Na penumbra do gabinete, iluminado apenas por uma luminária
pendente, que incide a luz diretamente sobre o tabuleiro de xadrez na
mesinha de centro, encontram-se, sentados frente a frente, duas
figuras bem extravagantes. Lembram a história do primo pobre e o
primo rico: um é elegante, usa um chapéu bicorne meio exagerado,
terno alinhado, colarinho branco, calças de veludo, anelão de ouro
e florezinhas de figueira-brava na lapela. O outro, mais mirrado,
veste uma bata muito simples e calçolão parecendo de pijama. Calça
sandálias gastas e tem um estilo displicente de vestir.
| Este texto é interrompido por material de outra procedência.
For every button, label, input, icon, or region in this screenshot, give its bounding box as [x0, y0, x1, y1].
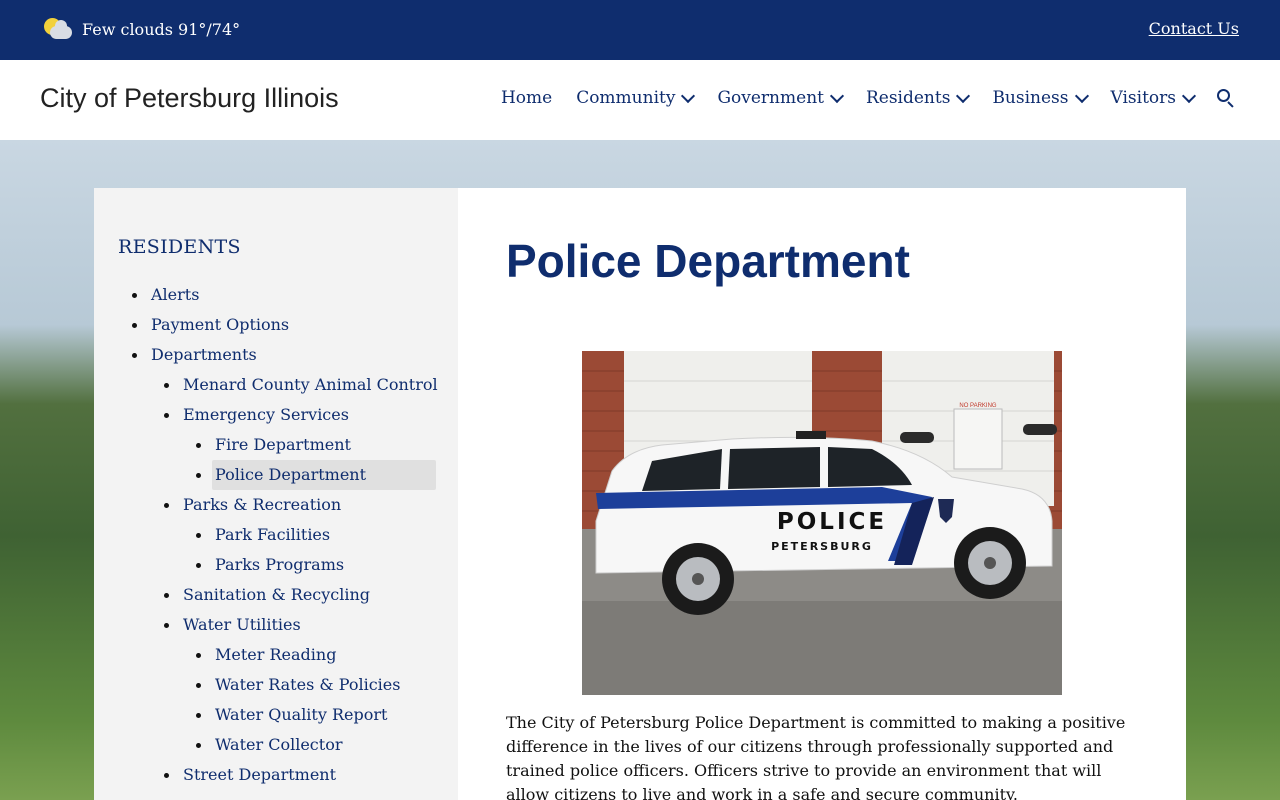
- bullet-icon: [164, 383, 169, 388]
- sidebar-nav-list: Alerts Payment Options Departments Menard C…: [94, 280, 458, 790]
- chevron-down-icon: [681, 88, 696, 104]
- bullet-icon: [196, 563, 201, 568]
- sidebar-item[interactable]: Water Rates & Policies: [94, 670, 458, 700]
- sidebar-item[interactable]: Menard County Animal Control: [94, 370, 458, 400]
- nav-label: Home: [500, 88, 553, 108]
- bullet-icon: [164, 593, 169, 598]
- site-header: City of Petersburg Illinois Home Communi…: [0, 60, 1280, 140]
- page-title: Police Department: [506, 235, 910, 287]
- bullet-icon: [132, 293, 137, 298]
- bullet-icon: [196, 683, 201, 688]
- chevron-down-icon: [1074, 88, 1089, 104]
- nav-label: Residents: [865, 88, 951, 108]
- nav-label: Business: [992, 88, 1069, 108]
- sign-text: NO PARKING: [959, 403, 997, 409]
- bullet-icon: [164, 773, 169, 778]
- car-text-city: PETERSBURG: [771, 540, 873, 553]
- bullet-icon: [132, 353, 137, 358]
- sidebar-item-label: Water Quality Report: [215, 705, 388, 724]
- nav-community[interactable]: Community: [576, 88, 696, 108]
- sidebar-item[interactable]: Parks Programs: [94, 550, 458, 580]
- contact-us-link[interactable]: Contact Us: [1149, 19, 1239, 38]
- sidebar-item-label: Street Department: [183, 765, 337, 784]
- chevron-down-icon: [829, 88, 845, 104]
- sidebar-item[interactable]: Fire Department: [94, 430, 458, 460]
- sidebar-item-label: Sanitation & Recycling: [183, 585, 371, 604]
- bullet-icon: [196, 743, 201, 748]
- sidebar-item[interactable]: Park Facilities: [94, 520, 458, 550]
- nav-residents[interactable]: Residents: [865, 88, 971, 108]
- sidebar-item[interactable]: Meter Reading: [94, 640, 458, 670]
- partly-cloudy-icon: [44, 18, 72, 40]
- sidebar-item-label: Fire Department: [215, 435, 351, 454]
- weather-text: Few clouds 91°/74°: [82, 19, 241, 39]
- sidebar-item[interactable]: Street Department: [94, 760, 458, 790]
- sidebar-item-label: Menard County Animal Control: [183, 375, 438, 394]
- main-content: Police Department NO PARKING POLICE PETE…: [458, 188, 1186, 800]
- sidebar-item-label: Park Facilities: [215, 525, 331, 544]
- nav-label: Government: [717, 88, 824, 108]
- sidebar-item-label: Police Department: [215, 465, 367, 484]
- sidebar-item-label: Alerts: [151, 285, 200, 304]
- nav-label: Community: [576, 88, 676, 108]
- top-bar: Few clouds 91°/74° Contact Us: [0, 0, 1280, 60]
- police-car-photo: NO PARKING POLICE PETERSBURG: [582, 351, 1062, 695]
- sidebar-heading[interactable]: RESIDENTS: [118, 236, 241, 258]
- sidebar-item[interactable]: Water Collector: [94, 730, 458, 760]
- sidebar-item-label: Water Collector: [215, 735, 343, 754]
- sidebar-item[interactable]: Water Utilities: [94, 610, 458, 640]
- bullet-icon: [164, 503, 169, 508]
- sidebar-item[interactable]: Payment Options: [94, 310, 458, 340]
- nav-home[interactable]: Home: [501, 88, 552, 108]
- sidebar-item[interactable]: Police Department: [94, 460, 458, 490]
- nav-visitors[interactable]: Visitors: [1110, 88, 1197, 108]
- sidebar-item-label: Meter Reading: [215, 645, 337, 664]
- sidebar-item-label: Water Utilities: [183, 615, 301, 634]
- sidebar-item[interactable]: Parks & Recreation: [94, 490, 458, 520]
- search-icon[interactable]: [1216, 88, 1236, 108]
- chevron-down-icon: [1181, 88, 1197, 104]
- sidebar-item-label: Emergency Services: [183, 405, 349, 424]
- sidebar: RESIDENTS Alerts Payment Options Departmen…: [94, 188, 458, 800]
- sidebar-item-label: Parks & Recreation: [183, 495, 342, 514]
- bullet-icon: [196, 533, 201, 538]
- nav-label: Visitors: [1110, 88, 1177, 108]
- intro-paragraph: The City of Petersburg Police Department…: [506, 713, 1126, 800]
- sidebar-item-label: Parks Programs: [215, 555, 345, 574]
- main-nav: Home Community Government Residents Busi…: [501, 88, 1236, 108]
- bullet-icon: [164, 623, 169, 628]
- nav-government[interactable]: Government: [717, 88, 845, 108]
- sidebar-item[interactable]: Sanitation & Recycling: [94, 580, 458, 610]
- sidebar-item[interactable]: Emergency Services: [94, 400, 458, 430]
- bullet-icon: [196, 473, 201, 478]
- bullet-icon: [196, 713, 201, 718]
- bullet-icon: [132, 323, 137, 328]
- sidebar-item[interactable]: Water Quality Report: [94, 700, 458, 730]
- car-text-police: POLICE: [777, 509, 887, 535]
- weather-widget: Few clouds 91°/74°: [44, 18, 240, 40]
- bullet-icon: [196, 653, 201, 658]
- bullet-icon: [196, 443, 201, 448]
- sidebar-item[interactable]: Alerts: [94, 280, 458, 310]
- sidebar-item[interactable]: Departments: [94, 340, 458, 370]
- sidebar-item-label: Water Rates & Policies: [215, 675, 401, 694]
- nav-business[interactable]: Business: [992, 88, 1089, 108]
- bullet-icon: [164, 413, 169, 418]
- site-title[interactable]: City of Petersburg Illinois: [40, 83, 339, 114]
- sidebar-item-label: Departments: [151, 345, 257, 364]
- sidebar-item-label: Payment Options: [151, 315, 290, 334]
- chevron-down-icon: [956, 88, 971, 104]
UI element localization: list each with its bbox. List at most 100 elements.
Ambos
barbudos, mas o primeiro com barba e cabelo impecavelmente aparados,
enquanto o segundo 'ao natural'. São irmãos. Assim, e como estão
sozinhos, conversam sem nenhuma cerimônia. O engomadinho, agarrado a
um peão, começa o assunto sem levantar os olhos do jogo:
– Você supervaloriza essas criaturas.
– Não é isso, irmão. Cada um se apega ao que tem.
– São todos uns ingratos. Vivem comigo e depois falam mal de mim.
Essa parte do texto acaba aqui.